作为一线测试单位,拿到了结果的翁承基决定结束实验。

        所谓近朱者赤近墨者黑,在梁远这种货色身边呆了两年之后,当年那位面色黝黑一笑起来憨厚得露出八颗洁白牙齿的南子岛淳朴渔民,彻底的一去不复返了。

        隔日的隔日,在港岛呆了三天三观差点被重塑的宁安民从启德机场启程回国,熊伟信则极为低调的从罗湖口岸进入到港岛。

        怡和大厦顶楼,一间顶棚低矮得仿佛十八世纪,木质帆船时代船舱的酒吧里。

        熊伟信和庄天乐隔着一个高脚凳,分别坐在弧形吧台靠窗的一侧。

        “小庄啊,我们这边经费有限,要不是借着怡和的地盘沾着你们这些大老板的光,可来不起这么高档的场合消费。
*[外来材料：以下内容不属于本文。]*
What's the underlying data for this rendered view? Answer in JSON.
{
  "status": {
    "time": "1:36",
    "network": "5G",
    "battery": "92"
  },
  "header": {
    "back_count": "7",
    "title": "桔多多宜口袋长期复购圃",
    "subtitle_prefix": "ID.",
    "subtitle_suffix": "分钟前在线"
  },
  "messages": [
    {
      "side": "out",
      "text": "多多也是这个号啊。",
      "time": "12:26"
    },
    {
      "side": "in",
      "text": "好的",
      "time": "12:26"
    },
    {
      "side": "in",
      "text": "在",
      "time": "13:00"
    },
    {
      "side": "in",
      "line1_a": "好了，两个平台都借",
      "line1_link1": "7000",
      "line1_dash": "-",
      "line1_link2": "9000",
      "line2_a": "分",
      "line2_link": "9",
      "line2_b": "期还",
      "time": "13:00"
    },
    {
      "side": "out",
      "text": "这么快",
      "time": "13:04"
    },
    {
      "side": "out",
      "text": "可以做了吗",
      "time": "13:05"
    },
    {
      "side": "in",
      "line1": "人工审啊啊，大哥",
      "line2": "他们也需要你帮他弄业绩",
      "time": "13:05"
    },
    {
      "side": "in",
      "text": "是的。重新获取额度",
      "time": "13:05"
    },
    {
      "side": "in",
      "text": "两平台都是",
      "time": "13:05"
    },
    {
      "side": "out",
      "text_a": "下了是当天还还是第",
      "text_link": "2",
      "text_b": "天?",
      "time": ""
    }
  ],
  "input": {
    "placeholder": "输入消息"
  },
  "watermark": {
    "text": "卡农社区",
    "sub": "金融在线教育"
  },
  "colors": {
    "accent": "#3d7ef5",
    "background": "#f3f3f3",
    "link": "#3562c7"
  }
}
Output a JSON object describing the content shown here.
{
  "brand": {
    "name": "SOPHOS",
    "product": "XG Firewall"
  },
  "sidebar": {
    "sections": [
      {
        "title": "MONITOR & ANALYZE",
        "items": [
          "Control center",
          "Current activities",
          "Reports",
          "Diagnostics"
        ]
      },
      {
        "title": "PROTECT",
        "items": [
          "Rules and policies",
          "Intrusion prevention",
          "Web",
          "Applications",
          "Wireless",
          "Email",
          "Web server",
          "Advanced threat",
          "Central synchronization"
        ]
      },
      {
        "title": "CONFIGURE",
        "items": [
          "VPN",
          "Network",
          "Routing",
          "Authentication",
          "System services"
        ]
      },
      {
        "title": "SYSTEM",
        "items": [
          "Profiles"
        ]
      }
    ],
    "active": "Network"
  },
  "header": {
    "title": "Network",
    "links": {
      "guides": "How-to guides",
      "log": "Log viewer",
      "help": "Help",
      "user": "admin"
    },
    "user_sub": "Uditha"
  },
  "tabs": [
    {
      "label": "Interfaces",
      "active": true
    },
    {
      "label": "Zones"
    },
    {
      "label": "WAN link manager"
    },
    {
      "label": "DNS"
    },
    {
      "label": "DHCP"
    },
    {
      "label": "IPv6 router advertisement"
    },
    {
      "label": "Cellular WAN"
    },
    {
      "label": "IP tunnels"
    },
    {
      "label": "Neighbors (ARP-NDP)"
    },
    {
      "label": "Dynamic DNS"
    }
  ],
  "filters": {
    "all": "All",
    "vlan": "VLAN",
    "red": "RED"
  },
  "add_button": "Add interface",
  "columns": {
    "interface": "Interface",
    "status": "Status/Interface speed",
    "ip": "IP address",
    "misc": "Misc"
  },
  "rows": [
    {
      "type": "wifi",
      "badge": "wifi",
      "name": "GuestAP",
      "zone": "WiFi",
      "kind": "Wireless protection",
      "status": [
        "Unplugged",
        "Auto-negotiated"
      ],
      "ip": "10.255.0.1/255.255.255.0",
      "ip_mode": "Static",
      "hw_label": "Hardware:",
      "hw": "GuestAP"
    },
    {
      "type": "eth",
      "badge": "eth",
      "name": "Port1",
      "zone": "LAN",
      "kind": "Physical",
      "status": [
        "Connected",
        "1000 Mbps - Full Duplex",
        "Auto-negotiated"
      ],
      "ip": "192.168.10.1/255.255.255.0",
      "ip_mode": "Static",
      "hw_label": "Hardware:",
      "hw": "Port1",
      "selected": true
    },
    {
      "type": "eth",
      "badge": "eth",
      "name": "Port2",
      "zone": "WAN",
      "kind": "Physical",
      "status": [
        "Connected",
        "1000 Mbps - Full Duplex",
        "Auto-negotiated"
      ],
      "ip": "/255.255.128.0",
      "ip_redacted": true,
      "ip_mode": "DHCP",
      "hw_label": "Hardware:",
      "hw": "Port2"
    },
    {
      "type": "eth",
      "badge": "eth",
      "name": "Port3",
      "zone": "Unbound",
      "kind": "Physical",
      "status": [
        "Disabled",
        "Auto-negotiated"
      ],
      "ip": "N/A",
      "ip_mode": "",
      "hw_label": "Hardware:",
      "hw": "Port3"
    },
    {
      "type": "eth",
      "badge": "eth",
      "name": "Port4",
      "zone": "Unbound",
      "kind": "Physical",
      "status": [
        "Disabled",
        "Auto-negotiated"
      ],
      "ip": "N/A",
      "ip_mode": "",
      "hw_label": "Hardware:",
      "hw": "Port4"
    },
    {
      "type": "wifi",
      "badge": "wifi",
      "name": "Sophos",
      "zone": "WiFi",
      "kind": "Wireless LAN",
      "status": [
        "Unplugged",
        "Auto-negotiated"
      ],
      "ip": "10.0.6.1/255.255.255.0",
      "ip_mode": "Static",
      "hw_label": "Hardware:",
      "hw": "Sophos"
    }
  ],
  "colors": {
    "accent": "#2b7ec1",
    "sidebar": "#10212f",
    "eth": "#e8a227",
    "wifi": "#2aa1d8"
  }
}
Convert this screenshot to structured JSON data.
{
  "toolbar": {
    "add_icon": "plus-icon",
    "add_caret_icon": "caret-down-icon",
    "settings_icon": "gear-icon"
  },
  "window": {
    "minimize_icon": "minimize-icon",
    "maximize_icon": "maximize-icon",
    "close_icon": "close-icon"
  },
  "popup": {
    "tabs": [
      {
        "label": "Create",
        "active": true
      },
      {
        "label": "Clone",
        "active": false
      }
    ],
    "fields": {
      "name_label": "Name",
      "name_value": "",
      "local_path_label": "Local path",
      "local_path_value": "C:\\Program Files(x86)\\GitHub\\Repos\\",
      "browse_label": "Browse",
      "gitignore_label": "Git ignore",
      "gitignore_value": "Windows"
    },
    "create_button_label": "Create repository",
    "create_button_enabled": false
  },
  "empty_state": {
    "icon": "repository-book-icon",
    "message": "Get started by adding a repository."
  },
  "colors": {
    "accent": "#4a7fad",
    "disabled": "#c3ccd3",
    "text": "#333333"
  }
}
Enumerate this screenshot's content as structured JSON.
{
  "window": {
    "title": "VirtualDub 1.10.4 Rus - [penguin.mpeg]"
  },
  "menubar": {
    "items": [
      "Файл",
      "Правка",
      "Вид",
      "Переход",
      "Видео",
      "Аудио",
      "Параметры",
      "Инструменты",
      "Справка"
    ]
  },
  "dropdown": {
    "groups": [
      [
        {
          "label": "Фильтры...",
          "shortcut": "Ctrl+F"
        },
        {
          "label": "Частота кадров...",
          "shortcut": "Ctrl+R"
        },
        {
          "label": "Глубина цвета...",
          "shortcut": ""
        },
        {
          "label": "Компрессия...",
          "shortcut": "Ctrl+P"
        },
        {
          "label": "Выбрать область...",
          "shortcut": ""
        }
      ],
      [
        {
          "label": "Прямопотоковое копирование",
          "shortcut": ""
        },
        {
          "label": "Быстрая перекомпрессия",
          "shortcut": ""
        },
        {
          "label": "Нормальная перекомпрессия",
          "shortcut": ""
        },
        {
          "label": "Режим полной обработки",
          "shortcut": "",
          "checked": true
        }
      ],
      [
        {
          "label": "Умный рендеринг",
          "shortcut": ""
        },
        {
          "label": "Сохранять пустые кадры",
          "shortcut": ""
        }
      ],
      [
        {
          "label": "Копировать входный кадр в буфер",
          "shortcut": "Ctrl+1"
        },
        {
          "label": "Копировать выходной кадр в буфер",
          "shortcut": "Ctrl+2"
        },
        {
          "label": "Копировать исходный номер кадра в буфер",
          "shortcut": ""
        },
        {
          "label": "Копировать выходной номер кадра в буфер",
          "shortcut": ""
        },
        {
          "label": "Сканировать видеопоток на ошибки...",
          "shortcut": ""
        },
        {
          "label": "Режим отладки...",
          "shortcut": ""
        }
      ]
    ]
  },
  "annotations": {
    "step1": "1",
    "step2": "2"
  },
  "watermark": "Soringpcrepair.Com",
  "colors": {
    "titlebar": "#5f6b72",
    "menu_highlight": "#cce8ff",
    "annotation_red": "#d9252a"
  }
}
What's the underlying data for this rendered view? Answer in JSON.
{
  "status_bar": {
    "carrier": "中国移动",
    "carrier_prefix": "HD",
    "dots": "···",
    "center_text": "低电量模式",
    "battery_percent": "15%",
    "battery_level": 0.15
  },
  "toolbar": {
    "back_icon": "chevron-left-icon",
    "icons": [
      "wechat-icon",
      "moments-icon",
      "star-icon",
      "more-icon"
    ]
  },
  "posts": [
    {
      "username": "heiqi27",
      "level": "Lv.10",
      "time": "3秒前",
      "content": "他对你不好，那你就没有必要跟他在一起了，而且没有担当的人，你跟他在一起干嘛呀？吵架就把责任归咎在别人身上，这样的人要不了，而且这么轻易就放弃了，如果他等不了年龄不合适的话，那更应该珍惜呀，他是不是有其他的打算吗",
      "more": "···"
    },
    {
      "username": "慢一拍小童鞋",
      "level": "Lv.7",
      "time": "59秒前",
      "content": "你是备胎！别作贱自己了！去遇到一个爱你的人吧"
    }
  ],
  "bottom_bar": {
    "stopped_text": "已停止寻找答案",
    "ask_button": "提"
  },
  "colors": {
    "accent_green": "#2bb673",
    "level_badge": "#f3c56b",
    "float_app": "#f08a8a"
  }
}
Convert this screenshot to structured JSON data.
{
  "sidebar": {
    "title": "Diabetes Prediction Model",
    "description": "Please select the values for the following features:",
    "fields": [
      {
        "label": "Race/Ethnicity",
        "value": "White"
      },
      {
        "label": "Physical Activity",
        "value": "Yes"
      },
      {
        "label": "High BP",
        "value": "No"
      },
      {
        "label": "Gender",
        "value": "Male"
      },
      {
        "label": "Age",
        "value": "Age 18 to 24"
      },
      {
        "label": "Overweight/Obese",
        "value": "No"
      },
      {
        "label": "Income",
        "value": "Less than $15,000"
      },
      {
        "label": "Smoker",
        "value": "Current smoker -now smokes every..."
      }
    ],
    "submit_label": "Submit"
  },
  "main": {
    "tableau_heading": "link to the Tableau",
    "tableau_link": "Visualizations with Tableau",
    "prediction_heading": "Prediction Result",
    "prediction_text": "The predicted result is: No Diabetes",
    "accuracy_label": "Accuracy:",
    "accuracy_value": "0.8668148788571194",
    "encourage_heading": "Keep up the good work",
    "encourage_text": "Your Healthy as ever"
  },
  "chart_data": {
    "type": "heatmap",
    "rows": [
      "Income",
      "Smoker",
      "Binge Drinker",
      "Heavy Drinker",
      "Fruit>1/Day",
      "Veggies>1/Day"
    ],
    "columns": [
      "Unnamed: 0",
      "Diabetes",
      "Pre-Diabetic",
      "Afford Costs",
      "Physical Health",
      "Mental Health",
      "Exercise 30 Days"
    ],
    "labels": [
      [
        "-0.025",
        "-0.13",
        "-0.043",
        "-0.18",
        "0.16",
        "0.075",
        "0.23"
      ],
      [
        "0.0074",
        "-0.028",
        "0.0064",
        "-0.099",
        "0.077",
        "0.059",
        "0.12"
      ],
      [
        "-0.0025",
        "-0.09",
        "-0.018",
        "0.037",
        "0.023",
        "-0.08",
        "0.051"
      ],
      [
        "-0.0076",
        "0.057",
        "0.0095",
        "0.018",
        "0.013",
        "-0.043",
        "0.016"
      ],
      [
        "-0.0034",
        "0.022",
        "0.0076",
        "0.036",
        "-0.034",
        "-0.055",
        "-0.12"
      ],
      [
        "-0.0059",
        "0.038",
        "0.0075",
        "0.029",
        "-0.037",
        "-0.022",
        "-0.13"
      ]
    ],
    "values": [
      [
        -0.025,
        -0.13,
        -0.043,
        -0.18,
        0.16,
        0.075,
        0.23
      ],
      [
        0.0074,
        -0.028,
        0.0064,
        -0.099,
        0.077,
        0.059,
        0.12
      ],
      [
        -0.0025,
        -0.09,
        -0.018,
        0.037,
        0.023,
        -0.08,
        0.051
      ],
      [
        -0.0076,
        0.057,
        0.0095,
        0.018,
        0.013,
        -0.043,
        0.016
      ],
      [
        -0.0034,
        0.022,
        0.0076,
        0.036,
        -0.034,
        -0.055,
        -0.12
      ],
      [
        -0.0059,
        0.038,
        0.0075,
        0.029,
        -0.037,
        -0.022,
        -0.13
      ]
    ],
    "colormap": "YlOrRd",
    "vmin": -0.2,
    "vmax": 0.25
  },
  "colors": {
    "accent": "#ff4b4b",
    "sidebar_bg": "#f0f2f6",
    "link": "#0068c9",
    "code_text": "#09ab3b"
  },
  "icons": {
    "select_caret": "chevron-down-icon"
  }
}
”

        一口焖掉不知道哪个年头的拉菲,熊伟信满足的叹了口气,觉得梁远这个新办公区域里,就这个怀旧的酒吧合自己的心思,其他的风格看起来实在是太未来了。

        “熊局,您就别拿我们这些边缘人来开心了,就凭那艘50节的渔船,我们哪敢在熊局身前叫什么老板。”

        看着熊伟信把酒喝掉了,庄天乐也干了杯中的红酒,红酒的味道是一点都没品出来,庄天乐到是觉得自己的苦胆似乎掉在刚刚喝掉的那杯酒里边了。

        原本这次来港前,庄天乐的心情一直是很美丽的,自从被某个不知名的大佬从北美捞出来之后,庄天乐就觉得自己已经走上了人生的高速公路。